John “Imminent” Edwards now has forgotten his earlier alarmism. “When John Kerry is president of the United States,” he said the other day, “no young American will ever go to war needlessly because America has decided to go it alone.” How does a war against an “imminent” threat suddenly become “needless”? And again, why would Edwards, together with Kerry, vote to authorize such a “needless” war?
Ah, but you say, the country was “misled” by Bush about the threat from Iraq? This is the word Kerry uses about Bush’s pro-war advocacy. By that standard, he and his running mate, both of whom talked frighteningly about the threat from Saddam’s weapons of mass destruction, were also complicit in this misleading rush to war. Worse, Edwards sits on the Senate Intelligence Committee, doing oversight of an agency that through its incompetence or dastardliness was helping Bush (and Kerry and Edwards) mislead the country about Saddam.

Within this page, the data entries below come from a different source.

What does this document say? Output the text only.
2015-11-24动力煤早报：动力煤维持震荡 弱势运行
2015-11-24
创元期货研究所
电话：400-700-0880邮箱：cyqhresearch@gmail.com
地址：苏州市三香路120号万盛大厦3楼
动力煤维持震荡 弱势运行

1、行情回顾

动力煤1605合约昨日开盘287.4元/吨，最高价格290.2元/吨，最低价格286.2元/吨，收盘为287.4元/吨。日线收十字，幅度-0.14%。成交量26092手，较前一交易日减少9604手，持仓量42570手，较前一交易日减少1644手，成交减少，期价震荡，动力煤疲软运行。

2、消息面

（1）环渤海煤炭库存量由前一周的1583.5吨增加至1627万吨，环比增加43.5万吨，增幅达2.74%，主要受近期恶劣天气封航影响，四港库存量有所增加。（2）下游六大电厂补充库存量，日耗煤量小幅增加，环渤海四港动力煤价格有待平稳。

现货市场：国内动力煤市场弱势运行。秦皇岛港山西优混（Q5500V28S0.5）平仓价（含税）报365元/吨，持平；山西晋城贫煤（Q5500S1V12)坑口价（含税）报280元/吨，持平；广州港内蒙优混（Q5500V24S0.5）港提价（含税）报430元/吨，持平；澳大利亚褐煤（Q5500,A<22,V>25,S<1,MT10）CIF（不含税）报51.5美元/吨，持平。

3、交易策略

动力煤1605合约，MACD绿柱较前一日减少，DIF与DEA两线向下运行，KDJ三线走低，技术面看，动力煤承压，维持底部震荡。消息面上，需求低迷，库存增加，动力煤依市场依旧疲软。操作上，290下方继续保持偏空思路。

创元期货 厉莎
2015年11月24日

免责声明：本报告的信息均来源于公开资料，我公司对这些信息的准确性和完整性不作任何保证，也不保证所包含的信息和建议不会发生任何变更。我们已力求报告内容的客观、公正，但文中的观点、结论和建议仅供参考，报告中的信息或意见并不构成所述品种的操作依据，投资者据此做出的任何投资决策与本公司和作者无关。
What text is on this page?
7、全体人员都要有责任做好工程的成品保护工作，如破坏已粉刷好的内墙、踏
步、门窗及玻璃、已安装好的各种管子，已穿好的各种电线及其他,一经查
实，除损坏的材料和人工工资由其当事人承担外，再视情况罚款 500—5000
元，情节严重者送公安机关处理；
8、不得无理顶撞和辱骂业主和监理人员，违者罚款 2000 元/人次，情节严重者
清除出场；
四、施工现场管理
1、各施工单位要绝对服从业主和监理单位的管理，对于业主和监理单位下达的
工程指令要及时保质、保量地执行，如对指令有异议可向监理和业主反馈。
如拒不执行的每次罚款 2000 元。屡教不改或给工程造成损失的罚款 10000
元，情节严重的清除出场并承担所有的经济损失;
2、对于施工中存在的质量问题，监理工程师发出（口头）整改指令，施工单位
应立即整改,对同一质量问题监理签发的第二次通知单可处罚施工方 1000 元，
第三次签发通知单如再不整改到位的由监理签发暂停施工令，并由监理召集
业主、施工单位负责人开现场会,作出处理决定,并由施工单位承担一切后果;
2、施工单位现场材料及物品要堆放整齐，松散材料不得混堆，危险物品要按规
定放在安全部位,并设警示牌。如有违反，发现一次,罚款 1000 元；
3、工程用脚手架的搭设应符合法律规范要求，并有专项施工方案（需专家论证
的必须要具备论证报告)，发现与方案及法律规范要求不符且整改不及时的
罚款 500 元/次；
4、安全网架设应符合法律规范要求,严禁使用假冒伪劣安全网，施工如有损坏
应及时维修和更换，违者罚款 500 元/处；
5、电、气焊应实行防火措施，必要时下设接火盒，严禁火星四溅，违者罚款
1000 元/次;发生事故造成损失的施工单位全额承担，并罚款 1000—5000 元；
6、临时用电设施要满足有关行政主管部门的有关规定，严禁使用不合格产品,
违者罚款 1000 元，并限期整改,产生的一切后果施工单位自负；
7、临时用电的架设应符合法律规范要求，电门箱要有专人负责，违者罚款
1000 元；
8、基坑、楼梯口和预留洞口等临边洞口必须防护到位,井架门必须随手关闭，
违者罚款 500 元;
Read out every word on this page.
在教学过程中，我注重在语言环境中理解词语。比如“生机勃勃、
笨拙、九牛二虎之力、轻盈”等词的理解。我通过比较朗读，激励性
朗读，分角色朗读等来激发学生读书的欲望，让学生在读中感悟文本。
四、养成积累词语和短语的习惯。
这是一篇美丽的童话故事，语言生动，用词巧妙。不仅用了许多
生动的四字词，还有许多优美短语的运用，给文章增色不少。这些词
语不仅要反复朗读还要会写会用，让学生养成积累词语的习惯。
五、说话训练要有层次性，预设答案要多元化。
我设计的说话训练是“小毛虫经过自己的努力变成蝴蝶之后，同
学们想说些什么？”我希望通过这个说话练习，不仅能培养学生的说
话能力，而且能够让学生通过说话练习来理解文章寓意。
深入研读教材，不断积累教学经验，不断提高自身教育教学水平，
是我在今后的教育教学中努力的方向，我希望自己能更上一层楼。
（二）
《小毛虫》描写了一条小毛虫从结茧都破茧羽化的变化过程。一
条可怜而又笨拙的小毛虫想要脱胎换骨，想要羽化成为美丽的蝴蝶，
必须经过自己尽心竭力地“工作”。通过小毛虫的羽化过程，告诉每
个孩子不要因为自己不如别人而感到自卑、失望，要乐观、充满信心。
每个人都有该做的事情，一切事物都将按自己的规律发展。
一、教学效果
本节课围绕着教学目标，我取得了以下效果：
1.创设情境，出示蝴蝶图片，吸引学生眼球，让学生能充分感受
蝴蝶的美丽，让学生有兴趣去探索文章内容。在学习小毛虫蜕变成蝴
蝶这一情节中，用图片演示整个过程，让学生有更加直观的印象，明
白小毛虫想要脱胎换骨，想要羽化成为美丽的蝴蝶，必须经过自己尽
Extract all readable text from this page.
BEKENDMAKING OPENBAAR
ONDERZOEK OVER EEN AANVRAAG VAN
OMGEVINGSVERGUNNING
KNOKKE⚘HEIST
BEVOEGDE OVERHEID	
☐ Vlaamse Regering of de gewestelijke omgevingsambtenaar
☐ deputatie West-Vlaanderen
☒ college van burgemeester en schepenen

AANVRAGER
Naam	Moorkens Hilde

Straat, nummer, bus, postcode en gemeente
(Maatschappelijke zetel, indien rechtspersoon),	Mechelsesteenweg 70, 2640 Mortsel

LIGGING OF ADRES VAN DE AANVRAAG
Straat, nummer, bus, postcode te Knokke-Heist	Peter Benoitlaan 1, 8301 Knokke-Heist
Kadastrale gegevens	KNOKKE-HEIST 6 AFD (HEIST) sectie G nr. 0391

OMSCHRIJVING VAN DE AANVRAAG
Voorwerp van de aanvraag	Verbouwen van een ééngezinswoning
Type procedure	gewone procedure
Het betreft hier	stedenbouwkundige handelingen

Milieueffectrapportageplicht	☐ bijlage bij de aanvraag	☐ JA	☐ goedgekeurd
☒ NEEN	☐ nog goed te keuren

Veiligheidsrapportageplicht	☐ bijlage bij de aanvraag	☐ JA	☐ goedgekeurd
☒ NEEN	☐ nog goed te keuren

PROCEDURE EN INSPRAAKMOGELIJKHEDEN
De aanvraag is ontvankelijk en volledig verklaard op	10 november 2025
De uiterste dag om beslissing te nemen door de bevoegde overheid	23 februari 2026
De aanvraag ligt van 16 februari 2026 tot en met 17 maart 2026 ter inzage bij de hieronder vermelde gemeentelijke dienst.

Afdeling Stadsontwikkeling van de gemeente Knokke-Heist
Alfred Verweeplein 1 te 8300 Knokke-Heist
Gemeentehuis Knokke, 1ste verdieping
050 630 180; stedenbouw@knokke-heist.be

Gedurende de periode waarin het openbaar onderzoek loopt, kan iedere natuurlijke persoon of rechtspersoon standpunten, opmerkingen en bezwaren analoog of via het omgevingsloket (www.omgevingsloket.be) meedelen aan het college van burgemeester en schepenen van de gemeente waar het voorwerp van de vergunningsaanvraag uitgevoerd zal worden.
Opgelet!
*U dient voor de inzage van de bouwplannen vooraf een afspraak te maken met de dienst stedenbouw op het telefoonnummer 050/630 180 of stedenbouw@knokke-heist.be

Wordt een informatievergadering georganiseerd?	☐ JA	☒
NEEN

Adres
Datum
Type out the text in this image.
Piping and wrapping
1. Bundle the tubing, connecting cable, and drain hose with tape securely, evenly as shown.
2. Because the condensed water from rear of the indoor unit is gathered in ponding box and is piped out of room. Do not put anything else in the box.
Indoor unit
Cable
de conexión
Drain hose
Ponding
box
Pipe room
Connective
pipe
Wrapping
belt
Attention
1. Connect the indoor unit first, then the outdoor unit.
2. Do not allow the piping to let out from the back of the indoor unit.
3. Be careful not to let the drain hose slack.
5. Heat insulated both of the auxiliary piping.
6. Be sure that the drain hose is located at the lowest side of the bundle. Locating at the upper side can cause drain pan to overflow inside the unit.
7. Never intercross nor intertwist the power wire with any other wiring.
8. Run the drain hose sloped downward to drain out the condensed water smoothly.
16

Of course, our prewar intelligence proved flawed. But when you invade a country and occupy it, you necessarily will have much better intelligence than when it was occupied by a hostile dictator. To his credit, Kerry refuses to play the absurd retrospective game of saying whether he would have voted for Iraq or not given what we know now. But Kerry’s caution stems more from an unwillingness to stand up and be counted on Iraq yet again, than from an appreciation of the necessarily imperfect knowledge upon which policymakers base their decisions.
Kerry, after all, has to preserve his maneuverability. The Democrats’ platform language doesn’t have it quite right. It shouldn’t say that “people” of good will can disagree among themselves about Iraq, but that a “person” of good will can disagree with himself. That would reflect the Kerry position nicely.
–Rich Lowry is author of Legacy: Paying the Price for the Clinton Years.